Nel suo significato più generale il viaggio è l’azione di muoversi per andare da un luogo a un altro. L’uso più frequente di viaggio è quello che indica il giro in paesi diversi dal proprio, che dura un periodo variabile ma comunque limitato.

Si viaggia per i motivi più diversi: esistono viaggi di studio e viaggi di esplorazione; una domanda tipica quando due conoscenti si incontrano durante un viaggio è affari o piacere? Nel Medioevo il viaggio per eccellenza era quello in Terra Santa, cioè il pellegrinaggio ai luoghi sacri del Cristianesimo.

Il percorso del viaggio può essere soltanto ideale, fantastico: chi ha la passione dei viaggi ma non ha i soldi per permettersela può consolarsi con i film e i documentari che ci consentono viaggi nel tempo, nello spazio, nella fantasia, oppure ci fanno ripercorrere viaggi fatti e descritti da altri.

Nel linguaggio dell’industria e del commercio, un viaggio corrisponde a un trasporto di merci.
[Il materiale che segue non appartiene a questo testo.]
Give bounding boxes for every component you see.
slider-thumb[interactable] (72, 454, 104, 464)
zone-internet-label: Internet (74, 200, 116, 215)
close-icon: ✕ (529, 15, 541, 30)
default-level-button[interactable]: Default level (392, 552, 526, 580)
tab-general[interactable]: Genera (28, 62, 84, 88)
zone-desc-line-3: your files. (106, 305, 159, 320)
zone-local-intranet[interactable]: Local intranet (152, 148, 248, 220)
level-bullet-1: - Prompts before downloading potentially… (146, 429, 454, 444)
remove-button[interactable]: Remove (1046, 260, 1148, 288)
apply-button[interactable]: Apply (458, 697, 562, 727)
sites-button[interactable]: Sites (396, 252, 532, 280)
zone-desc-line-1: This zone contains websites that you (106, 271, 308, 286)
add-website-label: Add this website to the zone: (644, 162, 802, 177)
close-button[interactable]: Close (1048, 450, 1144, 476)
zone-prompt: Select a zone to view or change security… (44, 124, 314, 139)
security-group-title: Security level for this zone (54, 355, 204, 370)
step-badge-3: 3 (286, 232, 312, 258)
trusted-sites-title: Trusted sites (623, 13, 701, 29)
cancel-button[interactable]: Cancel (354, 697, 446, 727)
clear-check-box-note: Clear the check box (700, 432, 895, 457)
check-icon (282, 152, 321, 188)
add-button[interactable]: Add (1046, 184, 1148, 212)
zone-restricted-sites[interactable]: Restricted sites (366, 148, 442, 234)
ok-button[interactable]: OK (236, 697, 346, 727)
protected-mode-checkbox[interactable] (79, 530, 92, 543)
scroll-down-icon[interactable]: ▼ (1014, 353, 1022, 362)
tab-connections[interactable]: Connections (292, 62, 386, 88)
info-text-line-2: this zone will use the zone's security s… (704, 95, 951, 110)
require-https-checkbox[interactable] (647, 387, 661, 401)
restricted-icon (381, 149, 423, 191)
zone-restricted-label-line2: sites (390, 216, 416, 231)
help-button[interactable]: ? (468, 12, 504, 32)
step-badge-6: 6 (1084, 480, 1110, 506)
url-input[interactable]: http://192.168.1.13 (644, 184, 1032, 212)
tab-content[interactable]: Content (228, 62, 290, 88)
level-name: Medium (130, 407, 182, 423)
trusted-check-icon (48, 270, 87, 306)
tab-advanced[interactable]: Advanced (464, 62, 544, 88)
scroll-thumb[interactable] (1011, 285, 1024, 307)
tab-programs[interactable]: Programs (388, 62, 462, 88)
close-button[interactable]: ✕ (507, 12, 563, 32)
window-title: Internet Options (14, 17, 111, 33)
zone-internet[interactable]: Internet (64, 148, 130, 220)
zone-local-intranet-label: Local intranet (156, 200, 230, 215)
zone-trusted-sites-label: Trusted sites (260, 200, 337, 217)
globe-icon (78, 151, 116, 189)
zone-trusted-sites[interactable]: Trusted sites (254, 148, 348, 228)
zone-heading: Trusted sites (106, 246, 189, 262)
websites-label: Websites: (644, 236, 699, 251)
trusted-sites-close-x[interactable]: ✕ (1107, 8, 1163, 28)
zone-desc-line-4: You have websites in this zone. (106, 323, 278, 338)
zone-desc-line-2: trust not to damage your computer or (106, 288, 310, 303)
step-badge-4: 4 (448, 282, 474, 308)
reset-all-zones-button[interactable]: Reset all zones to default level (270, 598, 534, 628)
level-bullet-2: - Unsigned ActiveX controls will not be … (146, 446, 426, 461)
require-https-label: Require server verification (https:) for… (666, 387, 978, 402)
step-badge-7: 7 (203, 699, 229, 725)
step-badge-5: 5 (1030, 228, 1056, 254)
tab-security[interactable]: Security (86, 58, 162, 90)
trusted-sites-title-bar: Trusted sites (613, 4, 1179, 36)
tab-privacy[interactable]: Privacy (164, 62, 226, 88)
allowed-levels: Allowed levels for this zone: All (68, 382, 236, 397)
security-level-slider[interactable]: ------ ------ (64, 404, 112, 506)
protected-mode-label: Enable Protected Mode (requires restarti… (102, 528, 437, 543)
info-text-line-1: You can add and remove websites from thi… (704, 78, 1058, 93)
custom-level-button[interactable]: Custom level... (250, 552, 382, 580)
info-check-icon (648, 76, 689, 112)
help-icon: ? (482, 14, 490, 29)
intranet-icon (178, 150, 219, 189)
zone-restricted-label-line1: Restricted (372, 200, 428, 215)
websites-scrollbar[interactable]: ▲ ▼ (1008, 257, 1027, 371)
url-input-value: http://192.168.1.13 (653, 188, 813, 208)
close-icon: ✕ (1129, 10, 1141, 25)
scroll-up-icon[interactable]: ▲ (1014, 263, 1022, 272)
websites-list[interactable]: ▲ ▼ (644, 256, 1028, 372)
Da questo senso nasce l’espressione fare un viaggio a vuoto, che si usa comunemente per dire un viaggio inutile, ma sarebbe propriamente un viaggio per cui si è pagati all’andata ma non al ritorno.

L’immagine della vita come viaggio è profondamente radicata in molte culture di tutto il mondo, ed è logico che la lingua ne rifletta l’importanza e la diffusione.
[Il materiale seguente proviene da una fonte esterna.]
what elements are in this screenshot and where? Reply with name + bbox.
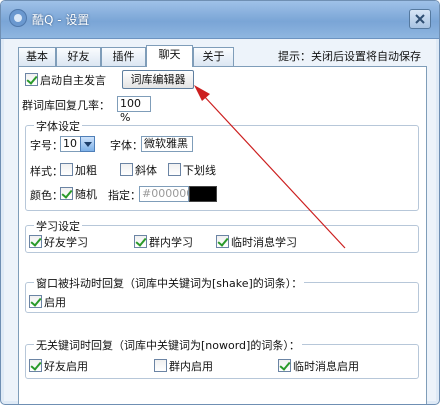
- tab-about[interactable]: 关于: [193, 47, 234, 66]
- close-button[interactable]: [409, 9, 431, 29]
- friend-study-label: 好友学习: [44, 236, 88, 249]
- noword-friend-checkbox[interactable]: [29, 359, 42, 372]
- font-name-label: 字体：: [110, 139, 143, 152]
- tab-plugins[interactable]: 插件: [101, 47, 146, 66]
- group-study-label: 群内学习: [149, 236, 193, 249]
- window-title: 酷Q - 设置: [32, 13, 90, 27]
- reply-rate-input[interactable]: 100 %: [117, 96, 151, 124]
- underline-option[interactable]: 下划线: [168, 162, 216, 178]
- noword-friend-option[interactable]: 好友启用: [29, 358, 88, 374]
- italic-checkbox[interactable]: [120, 163, 133, 176]
- group-study-checkbox[interactable]: [134, 235, 147, 248]
- random-color-checkbox[interactable]: [60, 187, 73, 200]
- study-settings-group: 学习设定 好友学习 群内学习 临时消息学习: [25, 218, 419, 253]
- shake-group-title: 窗口被抖动时回复（词库中关键词为[shake]的词条）：: [34, 275, 305, 291]
- tab-chat[interactable]: 聊天: [146, 45, 193, 67]
- bold-label: 加粗: [75, 164, 97, 177]
- bold-checkbox[interactable]: [60, 163, 73, 176]
- specify-color-label: 指定：: [108, 189, 141, 202]
- close-icon: [415, 14, 425, 24]
- friend-study-option[interactable]: 好友学习: [29, 234, 88, 250]
- title-bar[interactable]: 酷Q - 设置: [1, 1, 439, 39]
- font-style-label: 样式：: [30, 165, 63, 178]
- font-color-label: 颜色：: [30, 189, 63, 202]
- italic-label: 斜体: [135, 164, 157, 177]
- noword-group-option[interactable]: 群内启用: [154, 358, 213, 374]
- temp-study-checkbox[interactable]: [216, 235, 229, 248]
- client-area: 基本 好友 插件 聊天 关于 提示：关闭后设置将自动保存 启动自主发言 词库编辑…: [4, 39, 436, 404]
- noword-temp-option[interactable]: 临时消息启用: [278, 358, 359, 374]
- study-group-title: 学习设定: [34, 218, 82, 234]
- chat-settings-panel: 启动自主发言 词库编辑器 群词库回复几率： 100 % 字体设定 字号： 10 …: [18, 66, 427, 404]
- font-settings-group: 字体设定 字号： 10 字体： 微软雅黑 样式： 加粗 斜体 下划线 颜色： 随…: [25, 118, 419, 211]
- font-size-dropdown-button[interactable]: [80, 136, 95, 152]
- temp-study-option[interactable]: 临时消息学习: [216, 234, 297, 250]
- random-color-label: 随机: [75, 188, 97, 201]
- noword-reply-group: 无关键词时回复（词库中关键词为[noword]的词条）： 好友启用 群内启用 临…: [25, 337, 419, 379]
- noword-group-checkbox[interactable]: [154, 359, 167, 372]
- app-icon: [9, 9, 27, 27]
- auto-speak-option[interactable]: 启动自主发言: [25, 72, 106, 88]
- shake-enable-checkbox[interactable]: [29, 295, 42, 308]
- color-hex-input[interactable]: #000000: [139, 186, 193, 202]
- noword-friend-label: 好友启用: [44, 360, 88, 373]
- underline-checkbox[interactable]: [168, 163, 181, 176]
- noword-group-title: 无关键词时回复（词库中关键词为[noword]的词条）：: [34, 337, 302, 353]
- group-study-option[interactable]: 群内学习: [134, 234, 193, 250]
- bold-option[interactable]: 加粗: [60, 162, 97, 178]
- font-size-label: 字号：: [30, 139, 63, 152]
- temp-study-label: 临时消息学习: [231, 236, 297, 249]
- underline-label: 下划线: [183, 164, 216, 177]
- noword-group-label: 群内启用: [169, 360, 213, 373]
- tab-friends[interactable]: 好友: [56, 47, 101, 66]
- autosave-hint: 提示：关闭后设置将自动保存: [278, 50, 421, 63]
- shake-reply-group: 窗口被抖动时回复（词库中关键词为[shake]的词条）： 启用: [25, 275, 419, 313]
- noword-temp-label: 临时消息启用: [293, 360, 359, 373]
- font-group-title: 字体设定: [34, 118, 82, 134]
- random-color-option[interactable]: 随机: [60, 186, 97, 202]
- noword-temp-checkbox[interactable]: [278, 359, 291, 372]
- color-swatch[interactable]: [189, 186, 217, 202]
- settings-window: 酷Q - 设置 基本 好友 插件 聊天 关于 提示：关闭后设置将自动保存 启动自…: [0, 0, 440, 405]
- tab-basic[interactable]: 基本: [18, 47, 56, 66]
- dropdown-arrow-icon: [84, 142, 92, 147]
- lexicon-editor-button[interactable]: 词库编辑器: [122, 70, 194, 89]
- auto-speak-label: 启动自主发言: [40, 74, 106, 87]
- reply-rate-label: 群词库回复几率：: [22, 99, 110, 112]
- italic-option[interactable]: 斜体: [120, 162, 157, 178]
- friend-study-checkbox[interactable]: [29, 235, 42, 248]
- font-name-input[interactable]: 微软雅黑: [141, 136, 193, 152]
- shake-enable-label: 启用: [44, 296, 66, 309]
- shake-enable-option[interactable]: 启用: [29, 294, 66, 310]
- auto-speak-checkbox[interactable]: [25, 73, 38, 86]
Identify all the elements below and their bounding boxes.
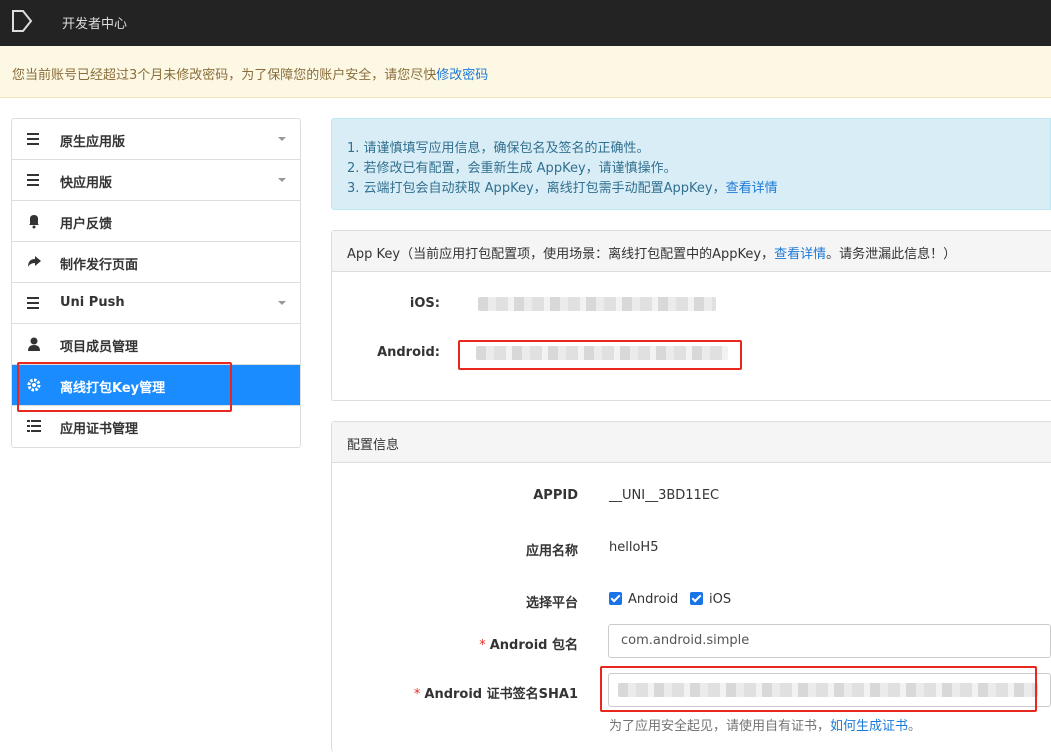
how-to-generate-cert-link[interactable]: 如何生成证书 bbox=[830, 719, 908, 734]
warning-text: 您当前账号已经超过3个月未修改密码，为了保障您的账户安全，请您尽快修改密码 bbox=[12, 68, 489, 83]
info-alert: 1. 请谨慎填写应用信息，确保包名及签名的正确性。 2. 若修改已有配置，会重新… bbox=[331, 118, 1051, 210]
menu-icon bbox=[27, 297, 39, 309]
ios-checkbox[interactable] bbox=[690, 592, 703, 605]
password-warning-banner: 您当前账号已经超过3个月未修改密码，为了保障您的账户安全，请您尽快修改密码 bbox=[0, 46, 1051, 98]
menu-icon bbox=[27, 133, 39, 145]
sidebar-item-uni-push[interactable]: Uni Push bbox=[12, 283, 300, 324]
caret-down-icon bbox=[278, 137, 286, 141]
appid-label: APPID bbox=[533, 488, 578, 503]
android-key-label: Android: bbox=[377, 345, 440, 360]
sidebar-item-release-page[interactable]: 制作发行页面 bbox=[12, 242, 300, 283]
highlight-box-android-key bbox=[458, 340, 742, 370]
sidebar-item-quick-app[interactable]: 快应用版 bbox=[12, 160, 300, 201]
sidebar-item-label: 制作发行页面 bbox=[60, 258, 139, 273]
change-password-link[interactable]: 修改密码 bbox=[436, 68, 488, 83]
sidebar-item-feedback[interactable]: 用户反馈 bbox=[12, 201, 300, 242]
platform-ios-option[interactable]: iOS bbox=[690, 592, 731, 607]
caret-down-icon bbox=[278, 301, 286, 305]
sidebar-item-certificates[interactable]: 应用证书管理 bbox=[12, 406, 300, 447]
app-name-label: 应用名称 bbox=[525, 544, 578, 559]
sidebar-item-native-app[interactable]: 原生应用版 bbox=[12, 119, 300, 160]
sidebar-item-label: 应用证书管理 bbox=[60, 422, 139, 437]
highlight-box-sidebar bbox=[17, 362, 232, 412]
package-name-label: * Android 包名 bbox=[479, 638, 578, 653]
menu-icon bbox=[27, 174, 39, 186]
android-checkbox[interactable] bbox=[609, 592, 622, 605]
appkey-details-link[interactable]: 查看详情 bbox=[774, 247, 826, 262]
platform-label: 选择平台 bbox=[525, 596, 578, 611]
appkey-panel: App Key（当前应用打包配置项，使用场景：离线打包配置中的AppKey，查看… bbox=[331, 230, 1051, 401]
app-name-value: helloH5 bbox=[609, 540, 659, 555]
app-title[interactable]: 开发者中心 bbox=[62, 13, 127, 32]
sidebar-item-label: 项目成员管理 bbox=[60, 340, 139, 355]
user-icon bbox=[28, 337, 40, 351]
ios-key-label: iOS: bbox=[409, 296, 440, 311]
platform-android-option[interactable]: Android bbox=[609, 592, 678, 607]
appkey-panel-header: App Key（当前应用打包配置项，使用场景：离线打包配置中的AppKey，查看… bbox=[332, 231, 1051, 272]
bell-icon bbox=[29, 215, 39, 229]
appid-value: __UNI__3BD11EC bbox=[609, 488, 720, 503]
sidebar-item-label: 原生应用版 bbox=[60, 135, 126, 150]
top-bar: 开发者中心 bbox=[0, 0, 1051, 46]
info-line-3: 3. 云端打包会自动获取 AppKey，离线打包需手动配置AppKey，查看详情 bbox=[347, 181, 778, 196]
config-panel-header: 配置信息 bbox=[332, 422, 1051, 463]
ios-appkey-redacted bbox=[478, 297, 716, 311]
list-icon bbox=[27, 420, 41, 432]
sidebar-item-label: 快应用版 bbox=[60, 176, 113, 191]
sha1-label: * Android 证书签名SHA1 bbox=[413, 687, 578, 702]
view-details-link[interactable]: 查看详情 bbox=[726, 181, 778, 196]
certificate-help-text: 为了应用安全起见，请使用自有证书，如何生成证书。 bbox=[609, 719, 922, 734]
caret-down-icon bbox=[278, 178, 286, 182]
sidebar-item-members[interactable]: 项目成员管理 bbox=[12, 324, 300, 365]
play-logo-icon[interactable] bbox=[10, 9, 34, 33]
share-arrow-icon bbox=[28, 256, 41, 267]
package-name-input[interactable]: com.android.simple bbox=[608, 624, 1051, 658]
sidebar-item-label: 用户反馈 bbox=[60, 217, 113, 232]
info-line-2: 2. 若修改已有配置，会重新生成 AppKey，请谨慎操作。 bbox=[347, 161, 677, 176]
highlight-box-sha1 bbox=[600, 666, 1037, 712]
info-line-1: 1. 请谨慎填写应用信息，确保包名及签名的正确性。 bbox=[347, 141, 650, 156]
sidebar-item-label: Uni Push bbox=[60, 295, 125, 310]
Grazie a questa immagine, usiamo normalmente espressioni come l’aldilà nel senso dell’altro mondo, venire al mondo per nascere e andare all’altro mondo per morire, o diciamo che siamo finiti fuori strada quando abbiamo sbagliato, che siamo a un bivio se siamo costretti a una scelta, che abbiamo preso una sbandata se ci siamo innamorati, che siamo in un vicolo cieco se ci troviamo in crisi e non abbiamo soluzioni.
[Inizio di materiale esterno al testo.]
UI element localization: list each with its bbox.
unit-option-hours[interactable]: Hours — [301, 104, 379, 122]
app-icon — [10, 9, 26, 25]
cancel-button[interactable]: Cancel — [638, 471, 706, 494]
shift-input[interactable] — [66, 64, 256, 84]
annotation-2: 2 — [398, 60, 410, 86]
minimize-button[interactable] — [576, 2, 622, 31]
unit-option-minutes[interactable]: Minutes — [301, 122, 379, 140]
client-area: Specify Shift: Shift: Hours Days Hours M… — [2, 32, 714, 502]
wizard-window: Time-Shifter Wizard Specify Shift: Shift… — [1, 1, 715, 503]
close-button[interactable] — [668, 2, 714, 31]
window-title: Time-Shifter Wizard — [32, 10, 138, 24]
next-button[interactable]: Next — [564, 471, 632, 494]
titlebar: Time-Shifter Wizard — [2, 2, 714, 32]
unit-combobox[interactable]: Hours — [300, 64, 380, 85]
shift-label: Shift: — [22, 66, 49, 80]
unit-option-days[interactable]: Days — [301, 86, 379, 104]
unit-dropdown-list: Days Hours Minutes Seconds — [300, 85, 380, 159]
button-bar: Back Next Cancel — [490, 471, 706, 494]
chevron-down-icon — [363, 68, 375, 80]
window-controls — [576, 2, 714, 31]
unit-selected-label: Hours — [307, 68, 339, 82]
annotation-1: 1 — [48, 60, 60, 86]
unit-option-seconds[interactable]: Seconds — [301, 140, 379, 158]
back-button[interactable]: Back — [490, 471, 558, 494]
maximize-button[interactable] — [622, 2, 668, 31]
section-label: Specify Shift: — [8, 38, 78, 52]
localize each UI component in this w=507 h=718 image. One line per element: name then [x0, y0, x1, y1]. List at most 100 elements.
Da viaggio deriva il verbo viaggiare, che inizia a essere usato non prima del Seicento. Su viaggiare si è poi formata la parola viaggiatore, che anticamente si usava per gli esploratori, i mercanti e gli scienziati che partecipavano a viaggi di scoperta, mentre oggi indica soprattutto chi viaggia sui mezzi pubblici, oppure chi viaggia per mestiere: anche se i commessi viaggiatori sono pagati meglio dei piccioni viaggiatori.